Translational research – what is it, who does it and why should we do it?

A buzz word that comes around in medical research is, “translational” research. While translational is used all time by researchers, no one seems to have a good definition for it. To borrow a famous quote: “I cannot define it, but I know it when I see it.” Wikipedia attempts to define it by saying, “Translational research is a way of thinking about and conducting scientific research to make the results of research applicable to the population.” The problem with this abbreviated definition is that population could be the scientific population, the medical population or the population of the world. But as definitions go, it is a good start.

In the medical research community the population we are often talking about is patients. But does that mean if a person is doing research on patients that it is translational? Not really because clinical research on patients may be applied research or only to some patients. See how it gets complicated.

The definition of translational research is not really what I wanted to talk about but the difficulty in defining it highlights part of the reason why it is difficult to do. If a scientist wants to do research that meets a clinical need how does one go about doing that? A good first step is to determine what the clinical needs are and if this hypothetical scientist is not a medical doctor that first step will require talking to some physicians. Here is where the fun begins.

Should that scientist talk to one physician or one thousand? One physician’s perspective might be too narrow and one thousand will take to long. Yes, this is sounding like the three bears and we want the porridge that is just right. What scientist knows and has time to talk to one thousand physicians? Just as importantly, what if the doctors you talk to have (research) needs that do not meet the skills the scientist has. Does that mean the scientist should give up research and start flipping burgers? I think not.

Okay, so I’ve posed a lot of questions and some are rhetorical. My opinion is that research, even translational research, is not a popularity contest. Everyone wants to cure cancer, but we scientists all know that there is no one cure to cancer there need to be many, so we have to carve out pieces of the research pie and some may be more “tasty” than others. Sometimes life is a crap shoot and being lucky is just as important as being good.
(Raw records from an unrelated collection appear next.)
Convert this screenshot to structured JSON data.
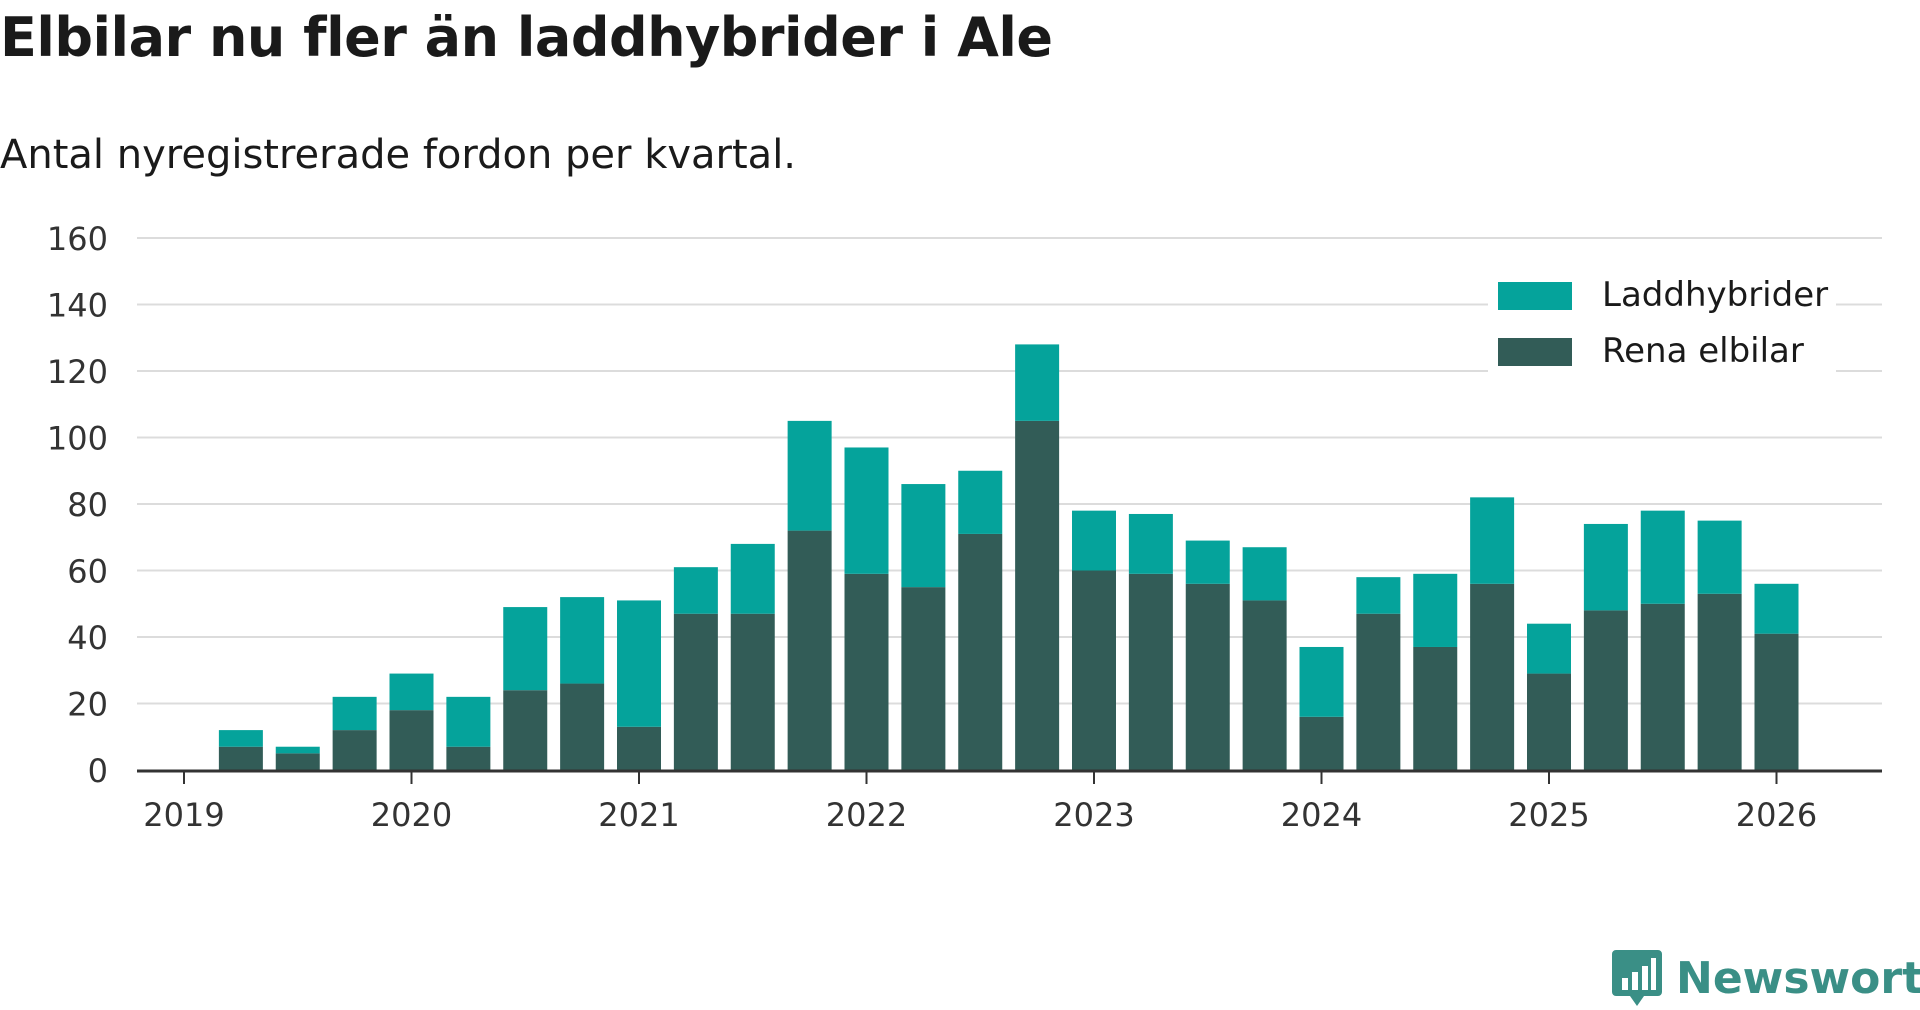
{
  "title": "Elbilar nu fler än laddhybrider i Ale",
  "subtitle": "Antal nyregistrerade fordon per kvartal.",
  "brand": "Newsworthy",
  "colors": {
    "laddhybrider": "#05a39b",
    "rena": "#325c57",
    "grid": "#dcdcdc",
    "axis": "#333333",
    "brand": "#3a8f86"
  },
  "chart_data": {
    "type": "bar",
    "stacked": true,
    "title": "Elbilar nu fler än laddhybrider i Ale",
    "subtitle": "Antal nyregistrerade fordon per kvartal.",
    "xlabel": "",
    "ylabel": "",
    "ylim": [
      0,
      160
    ],
    "yticks": [
      0,
      20,
      40,
      60,
      80,
      100,
      120,
      140,
      160
    ],
    "xticks": [
      "2019",
      "2020",
      "2021",
      "2022",
      "2023",
      "2024",
      "2025",
      "2026"
    ],
    "grid": true,
    "legend_position": "top-right",
    "categories": [
      "2019 Q2",
      "2019 Q3",
      "2019 Q4",
      "2020 Q1",
      "2020 Q2",
      "2020 Q3",
      "2020 Q4",
      "2021 Q1",
      "2021 Q2",
      "2021 Q3",
      "2021 Q4",
      "2022 Q1",
      "2022 Q2",
      "2022 Q3",
      "2022 Q4",
      "2023 Q1",
      "2023 Q2",
      "2023 Q3",
      "2023 Q4",
      "2024 Q1",
      "2024 Q2",
      "2024 Q3",
      "2024 Q4",
      "2025 Q1",
      "2025 Q2",
      "2025 Q3",
      "2025 Q4",
      "2026 Q1"
    ],
    "series": [
      {
        "name": "Rena elbilar",
        "values": [
          7,
          5,
          12,
          18,
          7,
          24,
          26,
          13,
          47,
          47,
          72,
          59,
          55,
          71,
          105,
          60,
          59,
          56,
          51,
          16,
          47,
          37,
          56,
          29,
          48,
          50,
          53,
          41
        ]
      },
      {
        "name": "Laddhybrider",
        "values": [
          5,
          2,
          10,
          11,
          15,
          25,
          26,
          38,
          14,
          21,
          33,
          38,
          31,
          19,
          23,
          18,
          18,
          13,
          16,
          21,
          11,
          22,
          26,
          15,
          26,
          28,
          22,
          15
        ]
      }
    ]
  }
}
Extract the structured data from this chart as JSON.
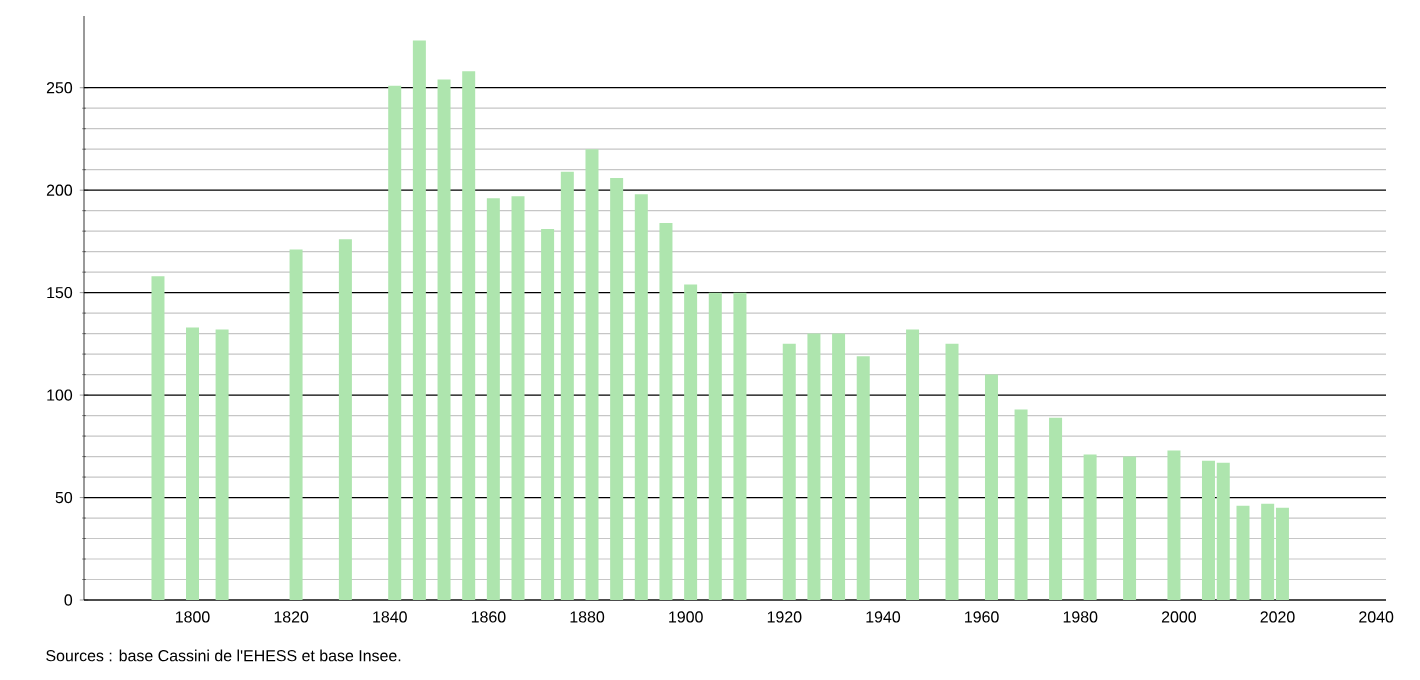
{
  "chart_data": {
    "type": "bar",
    "x": [
      1793,
      1800,
      1806,
      1821,
      1831,
      1841,
      1846,
      1851,
      1856,
      1861,
      1866,
      1872,
      1876,
      1881,
      1886,
      1891,
      1896,
      1901,
      1906,
      1911,
      1921,
      1926,
      1931,
      1936,
      1946,
      1954,
      1962,
      1968,
      1975,
      1982,
      1990,
      1999,
      2006,
      2009,
      2013,
      2018,
      2021
    ],
    "values": [
      158,
      133,
      132,
      171,
      176,
      251,
      273,
      254,
      258,
      196,
      197,
      181,
      209,
      220,
      206,
      198,
      184,
      154,
      150,
      150,
      125,
      130,
      130,
      119,
      132,
      125,
      110,
      93,
      89,
      71,
      70,
      73,
      68,
      67,
      46,
      47,
      45
    ],
    "color": "#aee5ae",
    "xlim": [
      1778,
      2042
    ],
    "ylim": [
      0,
      285
    ],
    "xticks": [
      1800,
      1820,
      1840,
      1860,
      1880,
      1900,
      1920,
      1940,
      1960,
      1980,
      2000,
      2020,
      2040
    ],
    "yticks": [
      0,
      50,
      100,
      150,
      200,
      250
    ],
    "grid": "y",
    "annotations": [
      "Sources : base Cassini de l'EHESS et base Insee."
    ]
  }
}
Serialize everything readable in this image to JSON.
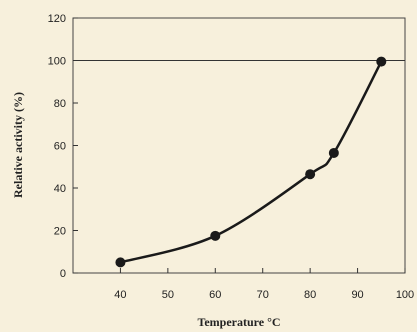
{
  "chart_data": {
    "type": "line",
    "title": "",
    "xlabel": "Temperature °C",
    "ylabel": "Relative activity (%)",
    "xlim": [
      30,
      100
    ],
    "ylim": [
      0,
      120
    ],
    "xticks": [
      40,
      50,
      60,
      70,
      80,
      90,
      100
    ],
    "yticks": [
      0,
      20,
      40,
      60,
      80,
      100,
      120
    ],
    "grid": false,
    "reference_line_y": 100,
    "series": [
      {
        "x": [
          40,
          60,
          80,
          85,
          95
        ],
        "values": [
          5,
          17.5,
          46.5,
          56.5,
          99.5
        ]
      }
    ],
    "colors": {
      "line": "#1a1a1a",
      "marker": "#1a1a1a",
      "axis": "#333333",
      "background": "#f7f0dc"
    }
  }
}
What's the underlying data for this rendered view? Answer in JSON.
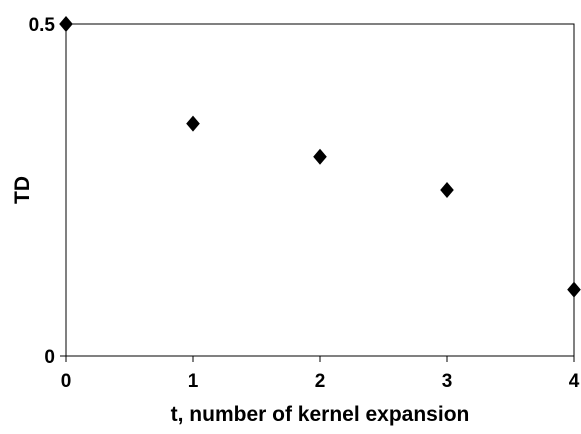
{
  "chart_data": {
    "type": "scatter",
    "title": "",
    "xlabel": "t, number of kernel expansion",
    "ylabel": "TD",
    "xlim": [
      0,
      4
    ],
    "ylim": [
      0,
      0.5
    ],
    "x_ticks": [
      0,
      1,
      2,
      3,
      4
    ],
    "x_tick_labels": [
      "0",
      "1",
      "2",
      "3",
      "4"
    ],
    "y_ticks": [
      0,
      0.5
    ],
    "y_tick_labels": [
      "0",
      "0.5"
    ],
    "grid": false,
    "legend": "none",
    "marker": "diamond",
    "colors": {
      "marker": "#000000",
      "axis": "#000000",
      "background": "#ffffff"
    },
    "series": [
      {
        "points": [
          {
            "x": 0,
            "y": 0.5
          },
          {
            "x": 1,
            "y": 0.35
          },
          {
            "x": 2,
            "y": 0.3
          },
          {
            "x": 3,
            "y": 0.25
          },
          {
            "x": 4,
            "y": 0.1
          }
        ]
      }
    ]
  }
}
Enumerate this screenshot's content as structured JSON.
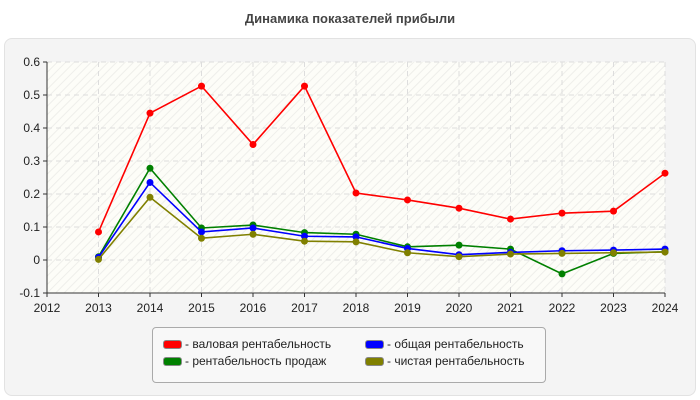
{
  "chart_data": {
    "type": "line",
    "title": "Динамика показателей прибыли",
    "x": [
      2013,
      2014,
      2015,
      2016,
      2017,
      2018,
      2019,
      2020,
      2021,
      2022,
      2023,
      2024
    ],
    "xlim": [
      2012,
      2024
    ],
    "ylim": [
      -0.1,
      0.6
    ],
    "xticks": [
      "2012",
      "2013",
      "2014",
      "2015",
      "2016",
      "2017",
      "2018",
      "2019",
      "2020",
      "2021",
      "2022",
      "2023",
      "2024"
    ],
    "yticks": [
      "-0.1",
      "0",
      "0.1",
      "0.2",
      "0.3",
      "0.4",
      "0.5",
      "0.6"
    ],
    "grid": true,
    "legend_position": "bottom",
    "series": [
      {
        "name": "- валовая рентабельность",
        "color": "#ff0000",
        "values": [
          0.085,
          0.445,
          0.527,
          0.35,
          0.527,
          0.203,
          0.182,
          0.157,
          0.124,
          0.142,
          0.148,
          0.263
        ]
      },
      {
        "name": "- общая рентабельность",
        "color": "#0000ff",
        "values": [
          0.008,
          0.235,
          0.085,
          0.097,
          0.072,
          0.07,
          0.035,
          0.016,
          0.023,
          0.028,
          0.03,
          0.033
        ]
      },
      {
        "name": "- рентабельность продаж",
        "color": "#008000",
        "values": [
          0.01,
          0.278,
          0.097,
          0.106,
          0.083,
          0.078,
          0.04,
          0.045,
          0.033,
          -0.042,
          0.02,
          0.025
        ]
      },
      {
        "name": "- чистая рентабельность",
        "color": "#808000",
        "values": [
          0.002,
          0.19,
          0.066,
          0.078,
          0.057,
          0.055,
          0.022,
          0.01,
          0.018,
          0.02,
          0.022,
          0.024
        ]
      }
    ]
  }
}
Back to the scientist who wants to do translational research. Now he/she is trying to meet and chat with an experienced doctor about some translational research. This would be a meeting to decide upon what that scientist might be doing and submitting a research grant to work with that physician and improve the way he/she does business when treating patients. For the scientist, this is a 5 or 10 year commitment. For the physician, it is painful to carve out ten minutes for such a meeting.

I ask the reader to ponder the above mentioned numbers for a second. A translational research scientist will commit 5 to 10 years of research to study a subject and in part base those decisions on information concerning clinical relevance from physicians. Notoriously those same physicians are hesitant to take ten minutes to participate in those discussions. They are too busy treating patients to be engaged in research to determine better ways to treat those patients.

Need I say it? That is just sad.

I do not blame the physicians; it is the system. Medical doctors are not trained to be researchers and they are generally not paid to do research. Research scientists are not trained to be physicians, so to do translational research these two groups of doctorates; MDs and Ph.Ds.,  need to meet and talk. But said meetings can be difficult to organize. The compromise that needs to be done at the level of the doctors (Ph.D., MD, DVM, D.Phil etc) is to make time to let the creative ideas flow in both directions. That time may carve into important work or need to be at less than convenient times. As an example, I have literally had a face to face with a surgeon outside of the operating room while a patient is being prepped. The nurse kept coming out to brief him on the status of the patient and he left when he was needed. I’m willing to do that as Ph.D. scientist and the surgeon was willing to squeeze out time in his schedule, which happened to be 7:00 AM on a Saturday. While non-traditional, it did give me time to talk to him and also some fodder for this blog.